Tuesday, January 11, 2022

mysterious and thrilling

 

Joan Didion


I've been reading The Art of X-Ray Reading, a book by Roy Peter Clark.  He includes a passage from A Farewell to Arms, a novel set in Italy during World War I:

------------------------- [excerpt from A Farewell to Arms, by Ernest Hemingway] ----------------------------

                        In the late summer of that year we lived in a house in a village that looked across the river and the plain to the mountains.  In the bed of the river there were pebbles and boulders, dry and white in the sun, and the water was clear and swiftly moving and blue in the channels.  


Troops went by the house and down the road and the dust they raised powdered the leaves of the trees.  The trunks of the trees too were dusty and the leaves fell early that year and we saw the troops marching along the road and the dust rising and leaves, stirred by the breeze, falling and the soldiers marching and afterward the road bare and white except for the leaves.

------------------------------- [end, excerpt]


Mr. Clark writes,

------------------------------ When an unfinished novel of Hemingway's came out in 1998, Joan Didion wrote about it in The New Yorker magazine.  It was a dazzling essay that began with the excerpt from Hemingway quoted above.  What follows is her remarkable X-ray reading of the text, not from the perspective of a critic or scholar but that of a fellow writer.  She is clearly looking deep beneath the surface of the text, and she does it in a single long paragraph:


---------------------- [excerpt, Didion] --------------- That paragraph, which was published in 1929, bears examination:  four deceptively simple sentences, one hundred and twenty-six words, the arrangement of which remains as mysterious and thrilling to me now as it did when I first read them, at twelve or thirteen, and imagined that if I studied them closely enough and practiced hard enough I might one day arrange one hundred and twenty-six such words myself.  

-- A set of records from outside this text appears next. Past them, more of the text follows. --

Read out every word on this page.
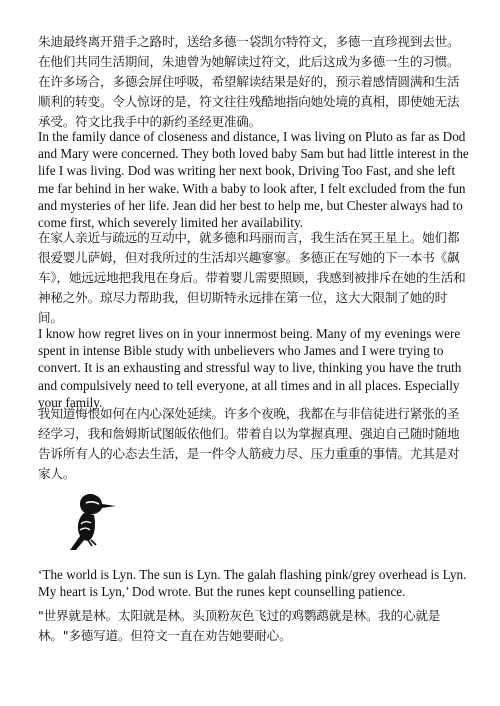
朱迪最终离开猎手之路时，送给多德一袋凯尔特符文，多德一直珍视到去世。在他们共同生活期间，朱迪曾为她解读过符文，此后这成为多德一生的习惯。在许多场合，多德会屏住呼吸，希望解读结果是好的，预示着感情圆满和生活顺利的转变。令人惊讶的是，符文往往残酷地指向她处境的真相，即使她无法承受。符文比我手中的新约圣经更准确。

In the family dance of closeness and distance, I was living on Pluto as far as Dod and Mary were concerned. They both loved baby Sam but had little interest in the life I was living. Dod was writing her next book, Driving Too Fast, and she left me far behind in her wake. With a baby to look after, I felt excluded from the fun and mysteries of her life. Jean did her best to help me, but Chester always had to come first, which severely limited her availability.

在家人亲近与疏远的互动中，就多德和玛丽而言，我生活在冥王星上。她们都很爱婴儿萨姆，但对我所过的生活却兴趣寥寥。多德正在写她的下一本书《飙车》，她远远地把我甩在身后。带着婴儿需要照顾，我感到被排斥在她的生活和神秘之外。琼尽力帮助我，但切斯特永远排在第一位，这大大限制了她的时间。

I know how regret lives on in your innermost being. Many of my evenings were spent in intense Bible study with unbelievers who James and I were trying to convert. It is an exhausting and stressful way to live, thinking you have the truth and compulsively need to tell everyone, at all times and in all places. Especially your family.

我知道悔恨如何在内心深处延续。许多个夜晚，我都在与非信徒进行紧张的圣经学习，我和詹姆斯试图皈依他们。带着自以为掌握真理、强迫自己随时随地告诉所有人的心态去生活，是一件令人筋疲力尽、压力重重的事情。尤其是对家人。

‘The world is Lyn. The sun is Lyn. The galah flashing pink/grey overhead is Lyn. My heart is Lyn,’ Dod wrote. But the runes kept counselling patience.

"世界就是林。太阳就是林。头顶粉灰色飞过的鸡鹦鹉就是林。我的心就是林。"多德写道。但符文一直在劝告她要耐心。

Only one of the words has three syllables.  Twenty-two have two.  The other hundred and three have one.  Twenty-four of the words are "the," fifteen are "and."  There are four commas.  


The liturgical cadence of the paragraph derives in part from the placement of the commas (their presence in the second and fourth sentences, their absence in the first and third), but also from the repetition of "the" and of "and," creating a rhythm so pronounced that the omission of "the" before the word "leaves" in the fourth sentence 

("and we saw the troops marching along the road and the dust rising and leaves, stirred by the breeze, falling") 

casts exactly what it was meant to cast, a chill, a premonition, a foreshadowing of the story to come, the awareness that the author has already shifted his attention from late summer to a darker season.  


The power of the paragraph, offering as it does the illusion but not the fact of specificity, derives precisely from this kind of deliberate omission, from the tension of withheld information.  In the late summer of what year? what river, what mountains, what troops?

---------------------------- [end, Didion excerpt]


Clark:  When something is overdesigned, we often criticize it as being too busy or cluttered.  The same is true of the arts.  First it was Miles Davis and then Tony Bennett who preached the virtues of knowing which musical notes to leave out.  Didion is so tuned in to Hemingway that she can see the small deletions, which can create a big effect.

_______________________________

_______________________________


Rolling Stones songwriter and guitarist Keith Richards talks about doing something similar with music:

-------------------------- [excerpt, Richards - Life] ------------------ So we sat there in the cold, dissecting tracks for as long as the meter held out.  A new Bo Diddley record goes under the surgical knife.  Have you got that wah-wah?  What were the drums playing, how hard were they playing...what were the maracas doing?  You had to take it all apart and put it back together again, from your point of view.